Oil prices slumped to an 18-month low, with Brent crude falling 3 per cent to close at $71 per barrel. This could potentially benefit oil marketing companies and other sectors sensitive to crude prices.
Among sectoral indices, PSU Bank, Energy, and Oil & Gas faced the most selling pressure last week, declining by about 3 per cent each.
Top losers in early trade included ONGC (-3.40 per cent), Adani Ports (-2.10 per cent), Tata Steel (-1.96 per cent), Hindalco (-1.95 per cent), and NTPC (-1.82 per cent). On the flip side, Hindustan Unilever (0.85 per cent), SBI Life (0.73 per cent), and HDFC Life (0.67 per cent) were among the top gainers.

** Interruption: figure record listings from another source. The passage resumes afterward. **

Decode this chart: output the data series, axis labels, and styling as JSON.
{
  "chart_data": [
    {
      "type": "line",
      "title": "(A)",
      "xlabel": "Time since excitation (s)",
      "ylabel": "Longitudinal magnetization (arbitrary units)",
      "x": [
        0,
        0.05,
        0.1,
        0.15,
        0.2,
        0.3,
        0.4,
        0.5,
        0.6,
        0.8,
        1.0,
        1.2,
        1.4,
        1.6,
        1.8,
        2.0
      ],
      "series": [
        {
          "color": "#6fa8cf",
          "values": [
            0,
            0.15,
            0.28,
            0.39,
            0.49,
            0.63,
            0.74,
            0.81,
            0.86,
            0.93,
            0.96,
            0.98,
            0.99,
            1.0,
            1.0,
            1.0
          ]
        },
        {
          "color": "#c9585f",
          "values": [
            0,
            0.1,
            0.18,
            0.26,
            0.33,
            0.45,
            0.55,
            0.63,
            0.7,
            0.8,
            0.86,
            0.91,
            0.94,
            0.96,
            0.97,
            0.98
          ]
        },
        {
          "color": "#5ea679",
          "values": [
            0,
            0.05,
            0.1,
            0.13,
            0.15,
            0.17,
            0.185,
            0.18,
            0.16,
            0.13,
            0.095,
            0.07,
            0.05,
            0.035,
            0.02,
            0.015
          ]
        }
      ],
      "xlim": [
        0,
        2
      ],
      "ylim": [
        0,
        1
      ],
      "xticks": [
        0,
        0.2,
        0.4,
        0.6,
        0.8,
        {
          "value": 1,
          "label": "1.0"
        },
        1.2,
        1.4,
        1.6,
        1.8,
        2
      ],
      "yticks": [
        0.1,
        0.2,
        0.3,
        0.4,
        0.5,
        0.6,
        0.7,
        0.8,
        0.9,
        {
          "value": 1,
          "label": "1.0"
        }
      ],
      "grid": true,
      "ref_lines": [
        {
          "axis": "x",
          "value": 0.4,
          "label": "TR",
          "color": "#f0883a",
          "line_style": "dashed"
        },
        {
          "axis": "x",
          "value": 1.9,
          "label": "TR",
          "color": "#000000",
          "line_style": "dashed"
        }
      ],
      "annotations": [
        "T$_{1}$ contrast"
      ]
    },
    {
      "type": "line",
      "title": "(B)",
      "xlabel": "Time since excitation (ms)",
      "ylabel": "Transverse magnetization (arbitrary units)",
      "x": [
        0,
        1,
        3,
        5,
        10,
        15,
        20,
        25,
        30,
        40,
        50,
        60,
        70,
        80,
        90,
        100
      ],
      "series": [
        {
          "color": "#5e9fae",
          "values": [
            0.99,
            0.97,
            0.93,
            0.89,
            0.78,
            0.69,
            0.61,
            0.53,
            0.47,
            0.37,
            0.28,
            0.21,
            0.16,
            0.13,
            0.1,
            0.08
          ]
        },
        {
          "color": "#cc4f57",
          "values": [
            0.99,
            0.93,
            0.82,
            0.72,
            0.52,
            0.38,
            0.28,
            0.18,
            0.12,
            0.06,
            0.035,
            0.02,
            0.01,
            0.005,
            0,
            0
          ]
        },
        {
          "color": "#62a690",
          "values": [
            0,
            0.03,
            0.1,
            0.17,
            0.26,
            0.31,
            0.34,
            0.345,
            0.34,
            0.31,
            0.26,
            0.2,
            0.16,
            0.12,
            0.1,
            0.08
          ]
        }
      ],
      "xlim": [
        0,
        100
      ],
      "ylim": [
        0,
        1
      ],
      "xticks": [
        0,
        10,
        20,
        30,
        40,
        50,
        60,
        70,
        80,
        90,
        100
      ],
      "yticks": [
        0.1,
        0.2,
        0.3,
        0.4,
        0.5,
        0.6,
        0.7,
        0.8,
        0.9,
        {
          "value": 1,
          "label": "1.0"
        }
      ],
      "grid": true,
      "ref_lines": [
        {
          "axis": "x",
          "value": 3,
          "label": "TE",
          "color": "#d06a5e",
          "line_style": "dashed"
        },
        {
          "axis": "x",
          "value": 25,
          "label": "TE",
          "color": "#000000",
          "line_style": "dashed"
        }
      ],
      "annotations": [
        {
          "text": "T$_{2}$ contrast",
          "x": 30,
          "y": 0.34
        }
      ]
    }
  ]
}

Market analysts advise caution in the current environment. “Traders holding long positions are advised to exit on any bounce, and fresh long positions should only be considered if the market holds above 25,000,” said Hardik Matalia, Derivative analyst at Choice Broking.
Investors are now eyeing key US inflation reports due on September 11th and 12th, followed by the Federal Reserve’s decision on September 18. The European Central Bank’s rate decision this week will also be closely watched.
Despite near-term volatility, some experts remain optimistic about India’s long-term prospects. “India has overtaken China in the MSCI EM Investable Market Index in September 2024, which may boost positive sentiment in the market,” noted Vikas Jain, Head of Research at Reliance Securities.
As markets navigate through uncertain times, investors are advised to remain vigilant and focus on high-quality stocks in defensive sectors like FMCG, Pharma, and IT.